Ethiopia's Prime Minister Abiy Ahmed speaks during the first power generation ceremony at the site of the Grand Ethiopian Renaissance Dam (GERD) in Guba, Ethiopia, on February 20, 2022. - Ethiopia began generating electricity from its mega-dam on the Blue Nile on Sunday, a milestone in the controversial multi-billion dollar project. (Photo by Amanuel SILESHI / AFP)

Le Premier ministre éthiopien, Abiy Ahmed, a inauguré dimanche la mise en service du grand barrage hydroélectrique sur le Nil. Si ce projet constitue une avancée économique majeure pour l’Éthiopie, son exploitation est aujourd’hui menacée par les guerres interethniques qui ravagent le pays.

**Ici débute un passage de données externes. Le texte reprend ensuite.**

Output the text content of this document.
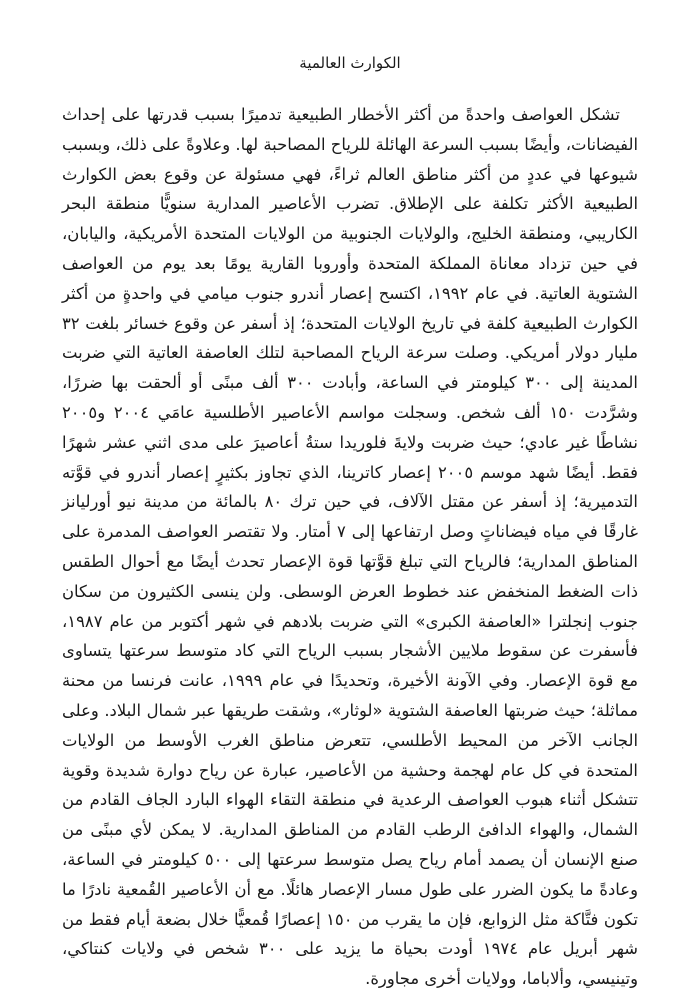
الكوارث العالمية

تشكل العواصف واحدةً من أكثر الأخطار الطبيعية تدميرًا بسبب قدرتها على إحداث الفيضانات، وأيضًا بسبب السرعة الهائلة للرياح المصاحبة لها. وعلاوةً على ذلك، وبسبب شيوعها في عددٍ من أكثر مناطق العالم ثراءً، فهي مسئولة عن وقوع بعض الكوارث الطبيعية الأكثر تكلفة على الإطلاق. تضرب الأعاصير المدارية سنويًّا منطقة البحر الكاريبي، ومنطقة الخليج، والولايات الجنوبية من الولايات المتحدة الأمريكية، واليابان، في حين تزداد معاناة المملكة المتحدة وأوروبا القارية يومًا بعد يوم من العواصف الشتوية العاتية. في عام ١٩٩٢، اكتسح إعصار أندرو جنوب ميامي في واحدةٍ من أكثر الكوارث الطبيعية كلفة في تاريخ الولايات المتحدة؛ إذ أسفر عن وقوع خسائر بلغت ٣٢ مليار دولار أمريكي. وصلت سرعة الرياح المصاحبة لتلك العاصفة العاتية التي ضربت المدينة إلى ٣٠٠ كيلومتر في الساعة، وأبادت ٣٠٠ ألف مبنًى أو ألحقت بها ضررًا، وشرَّدت ١٥٠ ألف شخص. وسجلت مواسم الأعاصير الأطلسية عامَي ٢٠٠٤ و٢٠٠٥ نشاطًا غير عادي؛ حيث ضربت ولايةَ فلوريدا ستةُ أعاصيرَ على مدى اثني عشر شهرًا فقط. أيضًا شهد موسم ٢٠٠٥ إعصار كاترينا، الذي تجاوز بكثيرٍ إعصار أندرو في قوَّته التدميرية؛ إذ أسفر عن مقتل الآلاف، في حين ترك ٨٠ بالمائة من مدينة نيو أورليانز غارقًا في مياه فيضاناتٍ وصل ارتفاعها إلى ٧ أمتار. ولا تقتصر العواصف المدمرة على المناطق المدارية؛ فالرياح التي تبلغ قوَّتها قوة الإعصار تحدث أيضًا مع أحوال الطقس ذات الضغط المنخفض عند خطوط العرض الوسطى. ولن ينسى الكثيرون من سكان جنوب إنجلترا «العاصفة الكبرى» التي ضربت بلادهم في شهر أكتوبر من عام ١٩٨٧، فأسفرت عن سقوط ملايين الأشجار بسبب الرياح التي كاد متوسط سرعتها يتساوى مع قوة الإعصار. وفي الآونة الأخيرة، وتحديدًا في عام ١٩٩٩، عانت فرنسا من محنة مماثلة؛ حيث ضربتها العاصفة الشتوية «لوثار»، وشقت طريقها عبر شمال البلاد. وعلى الجانب الآخر من المحيط الأطلسي، تتعرض مناطق الغرب الأوسط من الولايات المتحدة في كل عام لهجمة وحشية من الأعاصير، عبارة عن رياح دوارة شديدة وقوية تتشكل أثناء هبوب العواصف الرعدية في منطقة التقاء الهواء البارد الجاف القادم من الشمال، والهواء الدافئ الرطب القادم من المناطق المدارية. لا يمكن لأي مبنًى من صنع الإنسان أن يصمد أمام رياح يصل متوسط سرعتها إلى ٥٠٠ كيلومتر في الساعة، وعادةً ما يكون الضرر على طول مسار الإعصار هائلًا. مع أن الأعاصير القُمعية نادرًا ما تكون فتَّاكة مثل الزوابع، فإن ما يقرب من ١٥٠ إعصارًا قُمعيًّا خلال بضعة أيام فقط من شهر أبريل عام ١٩٧٤ أودت بحياة ما يزيد على ٣٠٠ شخص في ولايات كنتاكي، وتينيسي، وألاباما، وولايات أخرى مجاورة.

Le Premier ministre éthiopien, Abiy Ahmed, a officiellement mis en service, dimanche 20 février, la production d’électricité du « barrage de la renaissance » sur le Nil Bleu, une construction pharaonique initiée en 2011 qui ambitionne de devenir la plus grande infrastructure hydroélectrique d’Afrique.

Pour le chef du gouvernement éthiopien, l’aboutissement de ce projet s’apparente à une double victoire : vis-à-vis de ses voisins égyptien et soudanais, tout d’abord, opposés à la mise en route du barrage, mais également vis-à-vis des rebelles tigréens, contre qui il mène une guerre féroce depuis novembre 2020.

Alors qu’Abiy Ahmed a adressé ses « félicitations à tous les Éthiopiens », saluant « la naissance d’une ère nouvelle », le porte-parole du Front populaire de libération du Tigré (TPLF) a dénoncé la récupération politique d’un projet initié par les Tigréens lorsqu’ils étaient au pouvoir.